Spassky, Fischer, Ulysse, Achille…

Spassky, le sage, le fin stratège, rusé comme Ulysse qui avait fini par trouver Achille, sur l’île de Skyros, caché parmi les filles de Lycomède, pour échapper à la guerre. Fischer, le génie, le capricieux, féroce comme Achille traînant la dépouille d’Hector qu’il venait de tuer. C’est ainsi que, sautant d’une page à l’autre, de l’Iliade au 20ème siècle, d’Achille à Fischer, d’Ulysse à Spassky, et de la guerre de Troie au championnat du monde d’échecs, l’auteur relève des similitudes troublantes, des comparaisons plausibles et des coïncidences frappantes.

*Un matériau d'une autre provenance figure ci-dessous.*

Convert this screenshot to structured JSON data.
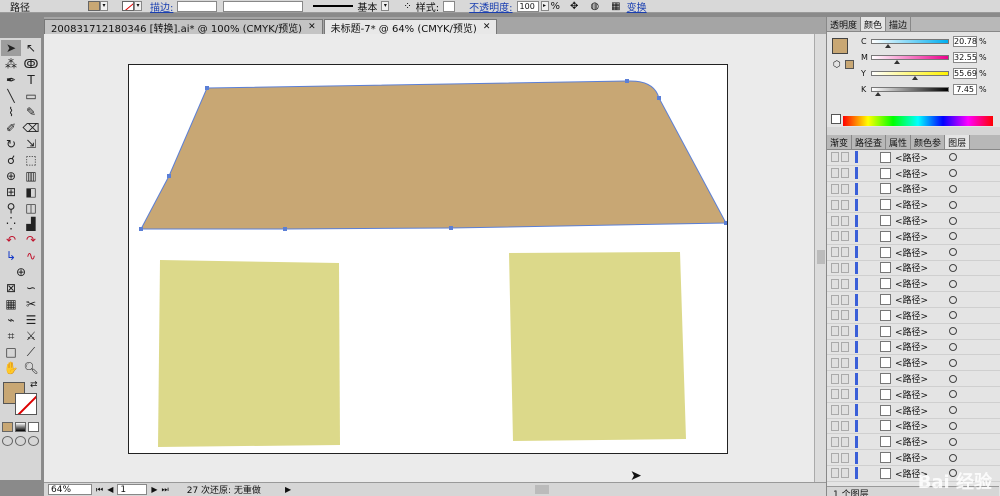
{
  "control_bar": {
    "object_type": "路径",
    "stroke_label": "描边:",
    "stroke_style": "基本",
    "style_label": "样式:",
    "opacity_label": "不透明度:",
    "opacity_value": "100",
    "opacity_unit": "%",
    "transform_link": "变换"
  },
  "tabs": [
    {
      "label": "200831712180346 [转换].ai* @ 100% (CMYK/预览)",
      "close": "✕"
    },
    {
      "label": "未标题-7* @ 64% (CMYK/预览)",
      "close": "✕"
    }
  ],
  "status_bar": {
    "zoom": "64%",
    "page": "1",
    "history": "27 次还原: 无重做"
  },
  "panels": {
    "top_tabs": [
      "透明度",
      "颜色",
      "描边"
    ],
    "color_values": {
      "C": "20.78",
      "M": "32.55",
      "Y": "55.69",
      "K": "7.45"
    },
    "color_levels": {
      "C": 0.2078,
      "M": 0.3255,
      "Y": 0.5569,
      "K": 0.0745
    },
    "lower_tabs": [
      "渐变",
      "路径查",
      "属性",
      "颜色参",
      "图层"
    ],
    "layer_items": [
      "<路径>",
      "<路径>",
      "<路径>",
      "<路径>",
      "<路径>",
      "<路径>",
      "<路径>",
      "<路径>",
      "<路径>",
      "<路径>",
      "<路径>",
      "<路径>",
      "<路径>",
      "<路径>",
      "<路径>",
      "<路径>",
      "<路径>",
      "<路径>",
      "<路径>",
      "<路径>",
      "<路径>"
    ],
    "layers_footer": "1 个图层"
  },
  "colors": {
    "roof": "#c8a774",
    "window": "#dcd98a",
    "path": "#5b7fd6"
  }
}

Et son imagination déborde jusqu’au fleuve Scamandre, rougi du sang des guerriers.

« Bobby Fischer, en 1972, fait la même chose qu’Achille, à l’identique. Achille le Péléide durant la guerre de Troie… Je lis des choses sur Bobby et, à l’intérieur de lui, Achille joue à cache-cache. »

Les comparaisons, nombreuses et bien observées, laissent rêveur :

  • Bobby Fischer, au funeste destin, menace dès le départ de ne pas jouer, restant à son hôtel pour arriver en retard. Comme le fait Achille, dont les jours sont comptés, se retirant sous sa tente.
  • Promu champion du monde, Fischer craque et pleure, comme pleure Achille, ému par le père d’Hector venu chercher la dépouille de son fils :

« Et Achille pleure… Achille en dehors de la guerre, est le plus faible des hommes. Or la guerre est finie. Elle est finie parce qu’il l’a gagnée. Et maintenant il est perdu. Fischer aussi, en dehors de l’échiquier, est le plus fragile des êtres. »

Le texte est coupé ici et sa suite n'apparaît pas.